Das krasse und konsequente Ende eines krassen Films, der erschreckend wilde Gewalt, ruppige Milieustudien und eine sanft angedeutete Liebesgeschichte zu einem mitreißenden und sehr glaubwürdigen Film formt, der sehr wohl kommerzielle Absichten hat und die auch gar nicht verbirgt, der aber dennoch jederzeit als alarmierende und drängend intensive Zustandsbeschreibung des Lebens in Mittelamerika herhalten kann.
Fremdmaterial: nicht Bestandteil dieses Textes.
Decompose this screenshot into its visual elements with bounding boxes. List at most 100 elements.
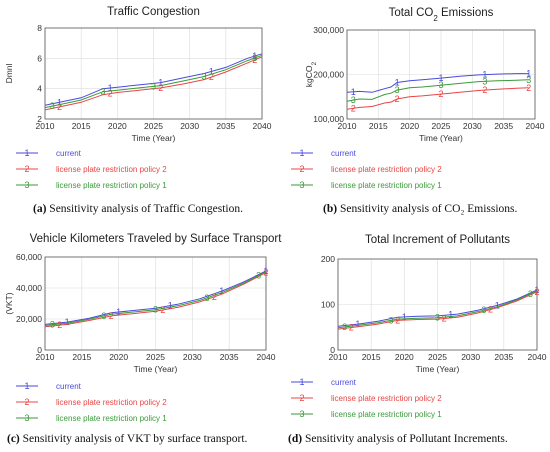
series-marker-1: 1 xyxy=(65,317,70,327)
series-marker-2: 2 xyxy=(212,292,217,302)
series-marker-2: 2 xyxy=(488,305,493,315)
series-marker-3: 3 xyxy=(256,270,261,280)
x-tick-label: 2035 xyxy=(494,352,513,362)
x-tick-label: 2030 xyxy=(461,352,480,362)
series-marker-2: 2 xyxy=(209,72,214,82)
caption-a-text: Sensitivity analysis of Traffic Congesti… xyxy=(46,203,243,215)
series-marker-1: 1 xyxy=(534,285,539,295)
x-tick-label: 2020 xyxy=(108,121,127,131)
legend-label-1: current xyxy=(331,149,357,158)
series-line-1 xyxy=(337,289,538,327)
y-tick-label: 100,000 xyxy=(313,114,344,124)
legend-label-1: current xyxy=(331,378,357,387)
series-marker-3: 3 xyxy=(435,313,440,323)
series-marker-2: 2 xyxy=(438,89,443,99)
legend-marker-1: 1 xyxy=(299,377,304,387)
series-marker-1: 1 xyxy=(402,312,407,322)
series-marker-1: 1 xyxy=(351,87,356,97)
series-marker-3: 3 xyxy=(351,95,356,105)
series-line-3 xyxy=(44,54,263,109)
legend-marker-2: 2 xyxy=(299,164,304,174)
chart-panel-traffic-congestion: Traffic Congestion 2010 2015 2020 2025 2030 20… xyxy=(0,0,275,226)
x-tick-label: 2025 xyxy=(432,121,451,131)
x-tick-label: 2035 xyxy=(220,352,239,362)
series-marker-3: 3 xyxy=(153,305,158,315)
caption-d-text: Sensitivity analysis of Pollutant Increm… xyxy=(302,433,508,445)
series-marker-3: 3 xyxy=(395,85,400,95)
series-line-1 xyxy=(44,53,263,106)
series-marker-1: 1 xyxy=(395,78,400,88)
series-line-3 xyxy=(346,79,529,102)
chart-title: Total CO2 Emissions xyxy=(389,7,494,23)
x-tick-label: 2030 xyxy=(463,121,482,131)
x-tick-label: 2020 xyxy=(109,352,128,362)
series-marker-3: 3 xyxy=(151,81,156,91)
series-marker-1: 1 xyxy=(209,66,214,76)
caption-b: (b) Sensitivity analysis of CO₂ Emission… xyxy=(323,203,517,215)
y-tick-label: 4 xyxy=(37,84,42,94)
x-tick-label: 2030 xyxy=(183,352,202,362)
x-tick-label: 2010 xyxy=(329,352,348,362)
series-marker-1: 1 xyxy=(438,73,443,83)
series-marker-3: 3 xyxy=(252,53,257,63)
y-axis-label: Dmnl xyxy=(4,63,14,83)
y-tick-label: 200 xyxy=(321,254,335,264)
legend-marker-3: 3 xyxy=(299,180,304,190)
series-marker-3: 3 xyxy=(100,87,105,97)
series-marker-1: 1 xyxy=(448,310,453,320)
series-line-2 xyxy=(44,272,267,328)
series-marker-2: 2 xyxy=(526,83,531,93)
y-axis-label: kgCO2 xyxy=(304,61,318,87)
series-marker-1: 1 xyxy=(526,69,531,79)
series-marker-2: 2 xyxy=(109,311,114,321)
series-marker-3: 3 xyxy=(438,80,443,90)
legend-label-2: license plate restriction policy 2 xyxy=(56,398,167,407)
caption-d-label: (d) xyxy=(288,433,303,445)
y-tick-label: 20,000 xyxy=(16,314,42,324)
series-line-3 xyxy=(44,271,267,326)
plot-frame xyxy=(346,29,536,120)
series-line-2 xyxy=(44,56,263,111)
x-tick-label: 2040 xyxy=(526,121,545,131)
chart-title: Traffic Congestion xyxy=(107,6,200,18)
chart-traffic-congestion: Traffic Congestion 2010 2015 2020 2025 2030 20… xyxy=(4,6,272,190)
legend-marker-2: 2 xyxy=(24,397,29,407)
series-marker-3: 3 xyxy=(202,72,207,82)
x-tick-label: 2025 xyxy=(146,352,165,362)
x-tick-label: 2025 xyxy=(428,352,447,362)
y-tick-label: 0 xyxy=(37,345,42,355)
x-tick-label: 2015 xyxy=(369,121,388,131)
series-marker-2: 2 xyxy=(158,83,163,93)
plot-frame xyxy=(337,258,538,351)
y-tick-label: 2 xyxy=(37,114,42,124)
x-axis-label: Time (Year) xyxy=(419,133,463,143)
series-marker-3: 3 xyxy=(389,315,394,325)
chart-vkt: Vehicle Kilometers Traveled by Surface T… xyxy=(4,233,282,423)
series-marker-3: 3 xyxy=(481,305,486,315)
y-tick-label: 40,000 xyxy=(16,283,42,293)
series-marker-3: 3 xyxy=(528,289,533,299)
x-tick-label: 2040 xyxy=(528,352,547,362)
legend-label-1: current xyxy=(56,149,82,158)
x-tick-label: 2015 xyxy=(72,352,91,362)
chart-title: Vehicle Kilometers Traveled by Surface T… xyxy=(30,233,283,245)
series-marker-1: 1 xyxy=(168,301,173,311)
series-marker-3: 3 xyxy=(50,320,55,330)
legend-label-3: license plate restriction policy 1 xyxy=(56,414,167,423)
series-marker-1: 1 xyxy=(116,307,121,317)
series-line-2 xyxy=(346,87,529,110)
caption-b-label: (b) xyxy=(323,203,338,215)
y-tick-label: 8 xyxy=(37,23,42,33)
caption-c: (c) Sensitivity analysis of VKT by surfa… xyxy=(7,433,247,445)
x-axis-label: Time (Year) xyxy=(416,364,460,374)
chart-panel-vkt: Vehicle Kilometers Traveled by Surface T… xyxy=(0,226,282,452)
legend-marker-1: 1 xyxy=(299,148,304,158)
y-axis-label: (VKT) xyxy=(4,292,14,314)
y-tick-label: 0 xyxy=(330,345,335,355)
legend-marker-3: 3 xyxy=(299,409,304,419)
series-marker-2: 2 xyxy=(351,103,356,113)
x-tick-label: 2025 xyxy=(144,121,163,131)
series-marker-2: 2 xyxy=(395,94,400,104)
legend-label-3: license plate restriction policy 1 xyxy=(331,410,442,419)
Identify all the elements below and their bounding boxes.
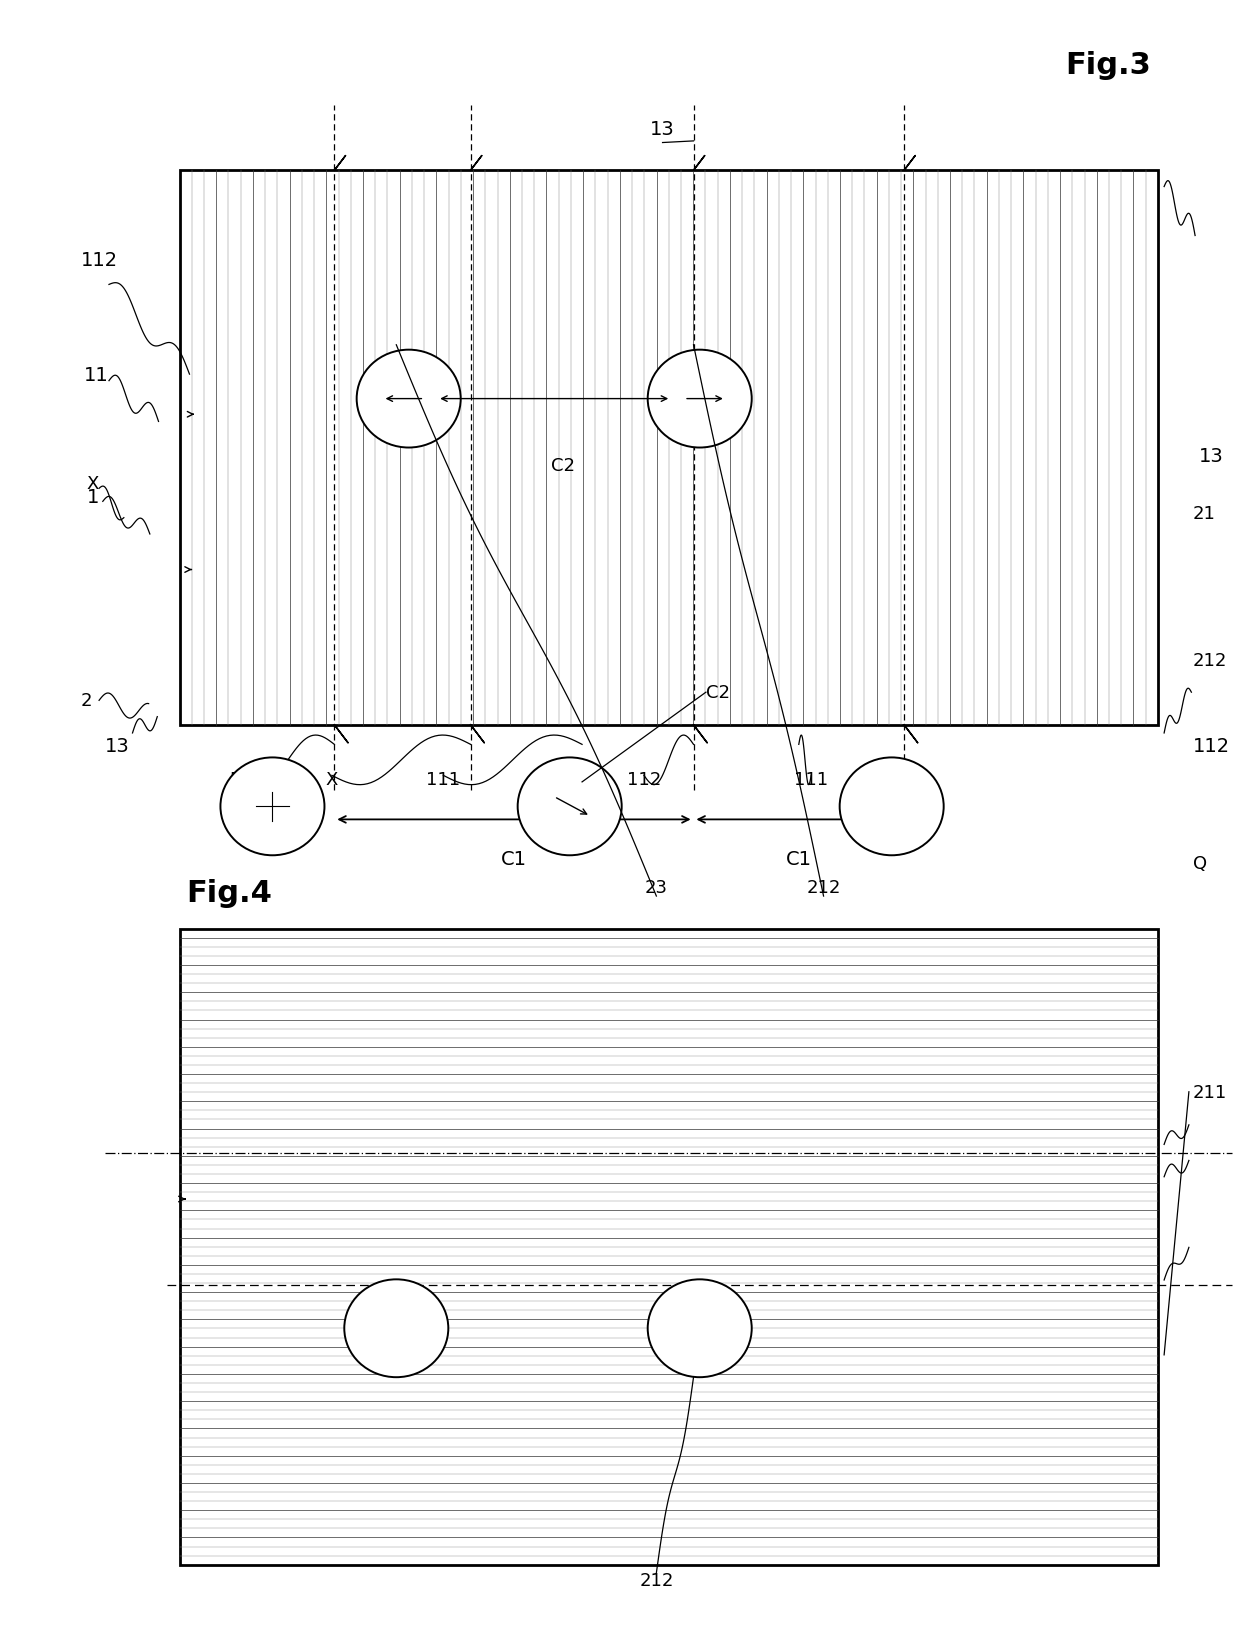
Text: X: X [326, 771, 339, 789]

Er befindet sich mittlerweile in einer eindrucksvollen Tradition großartiger Filme aus Mexiko oder auch Brasilien, die sich aktueller gesellschaftlicher und politischer Probleme widmen und gleichzeitig fulminantes Kino bieten. So auch „Sin nombre“, der als düsteres Gangdrama aus dem südmexikanischen Ghetto anfängt, dann die Geschichte der wandernden Familie aus Honduras hinzunimmt, und quasi als Roadmovie alles unter einen Hut packt und zum blutigen Finale führt. Das ist äußerst spannend und kraftvoll erzählt, randvoll mit eindrucksvollen und zugleich bestürzenden Impressionen, ohne Schnörkel oder großes Pathos erzählt, toll gespielt und inszeniert, und wer sich etwas um die Geografie kümmert, wird erfahren, welch enormes Ausdehnungsgebiet der Machtbereich dieser Gang hat, über tausende von Meilen in einem dichten Netzwerk, dem Caspar schließlich nicht entkommt. Was von den Gangmitgliedern selbst gepriesen wird als Sicherheit und Zusammenhalt einer familienähnlichen Struktur, hat natürlich vor allem mit Terror und Gewalt zu tun, mit rücksichtslosen Territorialkämpfen, barbarischen Aufnahme- und Bestrafungsritualen und einer allgemeinen Haltung, die sich an keinerlei Gesetze und Regeln gebunden fühlt, sondern gnadenlos das Gesetz des Stärkeren als einzige Grundlage heranzieht. Ich musste während des Films oft an Luis Buñuels sechzig Jahre alten Klassiker „Los Olvidados“ denken, der zwar vieles schon vorwegnimmt und vorausdeutet, die endlose Eskalation der Gewalt in dieser Form jedoch unmöglich erahnen konnte. Immerhin gibt es nun auch in neuerer Zeit engagierte, starke Filme, die sich dieses Themas erneut annehmen, die klar und deutlich Stellung beziehen, nicht nur zur Lage in Lateinamerika, sondern auch zur Rolle der USA dort unten, denn die prägt die Verhältnisse maßgeblich, und obwohl nicht mal immer von den Amis direkt die Rede sein muss, sind sie als Konsumenten und Wirtschaftsmacht jederzeit im Hintergrund präsent. Was sich in diesen Ländern abspielt, ist schlicht eine grausame menschliche Katastrophe – dann schon lieber OWL... (17.5.)